Agis was formed in 2005 through the merger of three Dutch regional
insurance firms, Anova, Anoz and ZAO, in preparation for the
Netherlands’ healthcare system moving from a public to private model
in January 2006. The switch put immense pressure on insurers to
become more competitive. Agis is one of the five largest specialized
healthcare insurers in the Netherlands with 1.1 million individual
customers.
“This is a position we are eager to maintain and improve upon,” said
Bertjan Teunissen, project leader at Agis, Amersfoot, Netherlands.
“To do that we knew we needed to improve our processes, work more
efficiently and take a service-driven and customer-friendly approach.”
The Agis merger raised issues with different systems and filing
habits from each former company. Information retrieving processes
were laborious and time-consuming.
“The goal was to reinforce our competitive position by approaching
our customers in a personal manner, by offering efficiency and
consistency in the correspondence process and by achieving cost
savings,” Mr. Teunissen said. “We also wanted to provide uniform
processing of our correspondence and recording systems and to
understand the amount of correspondence we were sending.”
Another goal was to digitally archive the customer file in order to
deliver information across channels such as print, short message
service, direct mail or the Web.
After evaluating several products in December 2005, the company
partnered with software company StreamServe Inc. Its product
StreamServe Financial enables companies to convert internal
information systems into interactive and customized communication
channels for the creation and presentment of documents and customer
statements in any format via any channel.
Mr. Teunissen said that Agis had to adapt its systems to provide
StreamServe with the correct information, however this was not a
major challenge because the company accepts various formats. Agis
also had to change additional processes, such as the process at its
outsourced printing factory.
Agis generates seven to eight million enterprise documents a year
from its mainframe environment including letters, invoices, policies
and settlement specifications from the administrative systems.

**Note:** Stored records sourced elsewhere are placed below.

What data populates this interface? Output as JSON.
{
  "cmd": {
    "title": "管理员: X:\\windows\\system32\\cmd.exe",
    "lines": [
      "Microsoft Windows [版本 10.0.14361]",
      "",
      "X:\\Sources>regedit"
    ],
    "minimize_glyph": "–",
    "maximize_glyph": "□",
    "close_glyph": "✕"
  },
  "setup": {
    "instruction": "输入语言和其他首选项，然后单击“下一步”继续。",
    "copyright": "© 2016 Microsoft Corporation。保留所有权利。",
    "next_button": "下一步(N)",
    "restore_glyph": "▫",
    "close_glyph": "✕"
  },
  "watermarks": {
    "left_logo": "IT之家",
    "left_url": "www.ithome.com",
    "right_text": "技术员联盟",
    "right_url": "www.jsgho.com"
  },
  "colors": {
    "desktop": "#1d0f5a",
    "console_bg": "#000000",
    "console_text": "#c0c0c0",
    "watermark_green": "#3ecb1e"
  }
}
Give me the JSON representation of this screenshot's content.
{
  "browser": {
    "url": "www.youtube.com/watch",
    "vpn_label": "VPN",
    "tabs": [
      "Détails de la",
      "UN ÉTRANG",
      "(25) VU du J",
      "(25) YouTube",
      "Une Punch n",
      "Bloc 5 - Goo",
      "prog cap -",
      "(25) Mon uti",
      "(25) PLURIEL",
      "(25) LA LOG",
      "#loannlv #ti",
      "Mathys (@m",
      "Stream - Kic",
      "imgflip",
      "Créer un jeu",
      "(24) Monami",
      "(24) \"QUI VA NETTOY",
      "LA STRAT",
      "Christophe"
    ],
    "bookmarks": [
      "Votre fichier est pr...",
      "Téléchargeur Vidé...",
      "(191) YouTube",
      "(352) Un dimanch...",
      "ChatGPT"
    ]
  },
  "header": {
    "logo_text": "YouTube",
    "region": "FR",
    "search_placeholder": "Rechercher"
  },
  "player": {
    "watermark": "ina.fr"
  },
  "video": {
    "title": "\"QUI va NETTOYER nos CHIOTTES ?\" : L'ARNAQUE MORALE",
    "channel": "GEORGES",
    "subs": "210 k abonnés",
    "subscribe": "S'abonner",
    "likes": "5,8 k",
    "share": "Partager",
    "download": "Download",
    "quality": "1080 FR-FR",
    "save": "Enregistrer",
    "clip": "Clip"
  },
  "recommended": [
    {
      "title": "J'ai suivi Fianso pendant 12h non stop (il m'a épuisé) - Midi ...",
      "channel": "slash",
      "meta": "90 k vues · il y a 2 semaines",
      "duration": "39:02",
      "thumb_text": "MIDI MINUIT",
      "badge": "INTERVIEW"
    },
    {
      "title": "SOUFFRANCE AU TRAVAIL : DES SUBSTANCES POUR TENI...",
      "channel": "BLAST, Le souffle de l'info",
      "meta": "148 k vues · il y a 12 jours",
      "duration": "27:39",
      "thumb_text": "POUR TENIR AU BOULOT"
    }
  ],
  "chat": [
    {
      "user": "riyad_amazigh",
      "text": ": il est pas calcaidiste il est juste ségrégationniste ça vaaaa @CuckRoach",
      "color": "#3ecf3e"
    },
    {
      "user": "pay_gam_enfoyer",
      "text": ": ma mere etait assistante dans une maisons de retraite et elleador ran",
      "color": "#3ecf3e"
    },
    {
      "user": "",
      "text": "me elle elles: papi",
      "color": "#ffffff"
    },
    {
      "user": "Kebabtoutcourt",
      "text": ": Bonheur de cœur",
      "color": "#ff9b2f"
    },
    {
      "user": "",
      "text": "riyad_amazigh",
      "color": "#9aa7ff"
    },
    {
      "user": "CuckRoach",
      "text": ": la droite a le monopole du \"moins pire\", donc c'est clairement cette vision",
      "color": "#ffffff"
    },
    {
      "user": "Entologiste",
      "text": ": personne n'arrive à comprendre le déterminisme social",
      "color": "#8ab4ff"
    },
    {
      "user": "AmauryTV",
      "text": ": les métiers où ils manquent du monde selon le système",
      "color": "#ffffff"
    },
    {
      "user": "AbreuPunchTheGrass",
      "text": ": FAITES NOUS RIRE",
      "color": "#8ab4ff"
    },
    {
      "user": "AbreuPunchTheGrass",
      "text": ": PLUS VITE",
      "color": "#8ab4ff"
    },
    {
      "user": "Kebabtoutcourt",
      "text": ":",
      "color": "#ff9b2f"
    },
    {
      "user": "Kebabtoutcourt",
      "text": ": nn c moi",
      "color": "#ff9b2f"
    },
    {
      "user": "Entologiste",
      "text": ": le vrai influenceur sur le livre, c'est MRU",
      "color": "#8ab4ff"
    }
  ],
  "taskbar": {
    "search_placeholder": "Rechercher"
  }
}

StreamServe Financial lays out the document in the corporate style
and processes it in a variety of file formats to distribute via
printer, fax or e-mail.
The first challenge in which Agis used StreamServe was to merge the
systems for customers with private insurance and customers insured
under the national health service.
“We have been able to increase the efficiency of our correspondence
processes and are able to help our clients better and faster,” Mr.
Teunissen said. “We also make fewer mistakes.”
Agis has done various marketing campaigns with StreamServe since
implementing it. A direct mail campaign called “Traffic Light”
launched in 2006 first quarter gave Agis a return rate up to 12.5
percent, Mr. Teunissen said.
He also said in general customers are communicated with better using
StreamServe because all outgoing and incoming
correspondence is put together into the customer file so the company
can keep track of its customer relationships easily and effectively.
Agis also said it would continue to expand its
StreamServe application. Plans include changing from physical output
to a portal-like environment that allows for e-mail communications
and migrating to StreamServe Persuasion, a platform that takes data
from CRM applications and creates cross-sell, up-sell and brand
building correspondence.
Mr. Teunissen said the software ensured all outgoing correspondence
automatically stores in the customer file. This provided staff with
an up-to-date image of the customer’s situation at all times. Agis
can now process all information from one central application.
Mr. Teunissen said the uniformity of the outgoing correspondence has
made it simpler to contract out large amounts of printing. This has
saved the company more than $200,000 in printing costs.
“We also have a better insight into the numbers, which allows us to
manage our supplies better,” Mr. Teunissen.